With a glance at his hands, she could tell it was true.

“You smash your thumb,” she said. “And you bend the nail.”

“I see,” he said.

But she wasn’t convinced he did. “If we really were in control,” she said, “we wouldn’t need bombs to make such an unholy mess.”

“Maybe you’d prefer to speak off the record,” the young man offered, reading once again from the page. “If there’s information that’s … sensitive …”

Mrs. Freeman felt an urge to reach out and pat his knee.

“For years there’ve been allegations against your company. Environmental abuses, reneging on labor contracts, outsourcing.” The young man had found his voice. “The city gives you tax breaks, and in return it loses jobs and gets left with cleanup bills—”

“I have nothing to hide,” Mrs. Freeman said, and he seemed disappointed, or maybe just confused. Suddenly he was looking over her shoulder.
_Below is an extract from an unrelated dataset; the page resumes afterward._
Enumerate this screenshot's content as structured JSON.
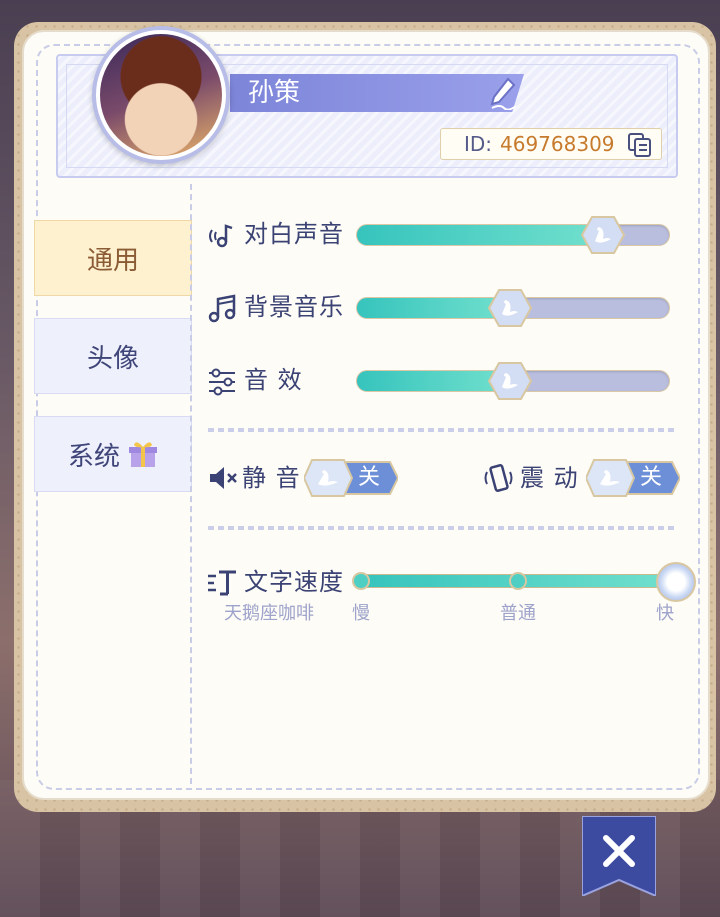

Mrs. Freeman realized her telephone was ringing.

Straightening her pants and blouse, Mrs. Freeman stood up from the sofa, and with what she knew to be the grace and dignity of the old woman she had become, she walked over to the desk. And even she did not know what she planned to do until the moment she pressed her fingernail against the tab of the cord, detaching it from her phone.
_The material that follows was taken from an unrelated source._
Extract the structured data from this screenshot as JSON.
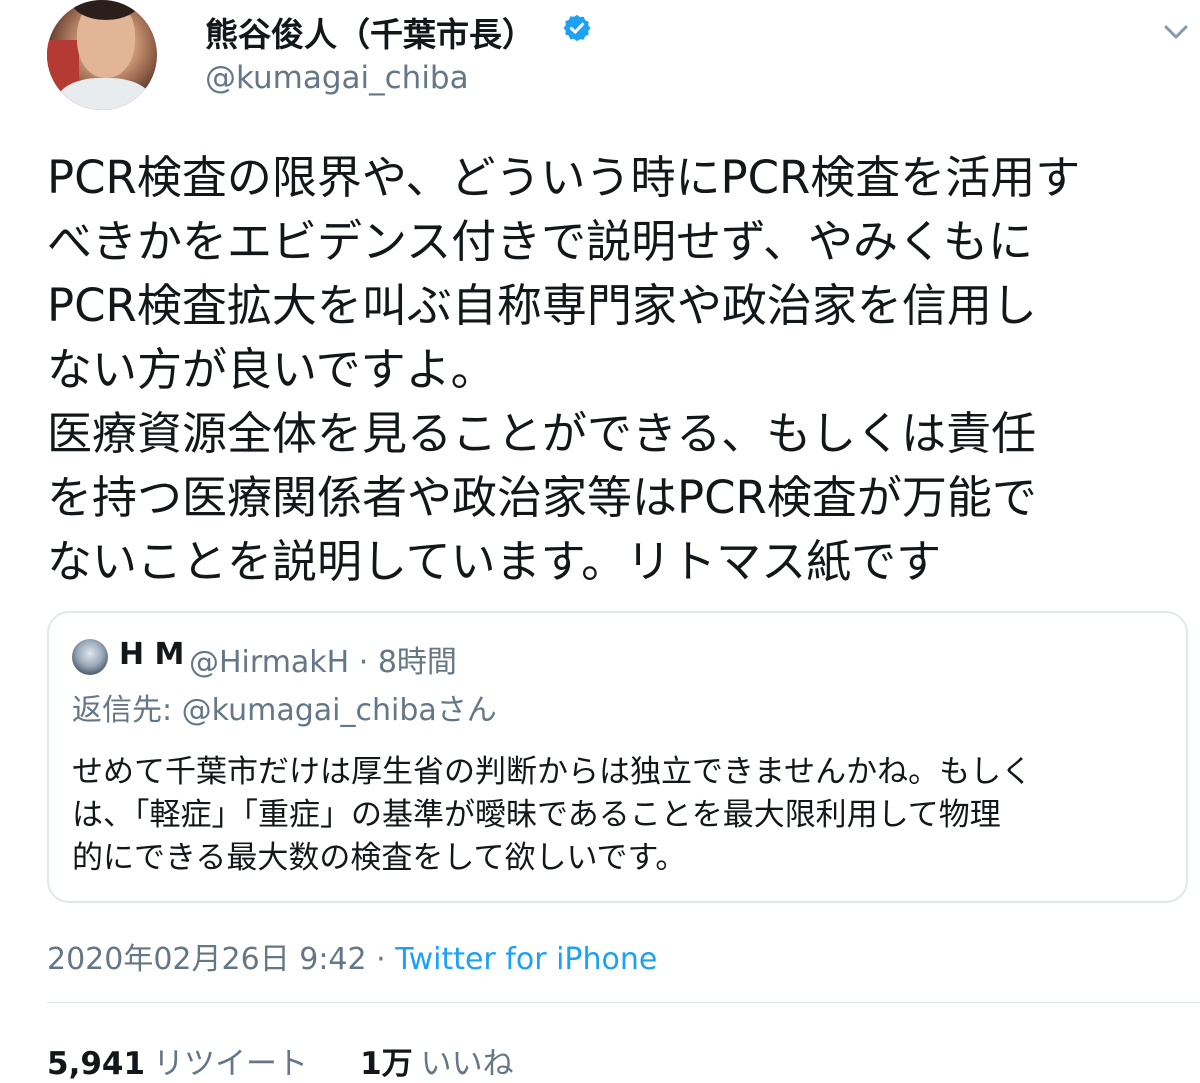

There was so much she wanted to say, so much that needed to be cleared up, and whatever his story, whoever he was, Mrs. Freeman wanted this young man to know, for she had decided he was someone she could trust.

But here was Tiphany, already knocking at the door. She had come to tell them their time was up. Tiphany had played her hand well, Mrs. Freeman decided, and she couldn’t help feeling a bit of pride. For decades Mrs. Freeman had held her tongue. She had quietly deferred. She had been a credit to the company but never to herself. Tiphany could be forgiven for not understanding what it had taken for her to get where she was. And Mrs. Freeman would not be the one to tell her. She envied Tiphany’s ignorance.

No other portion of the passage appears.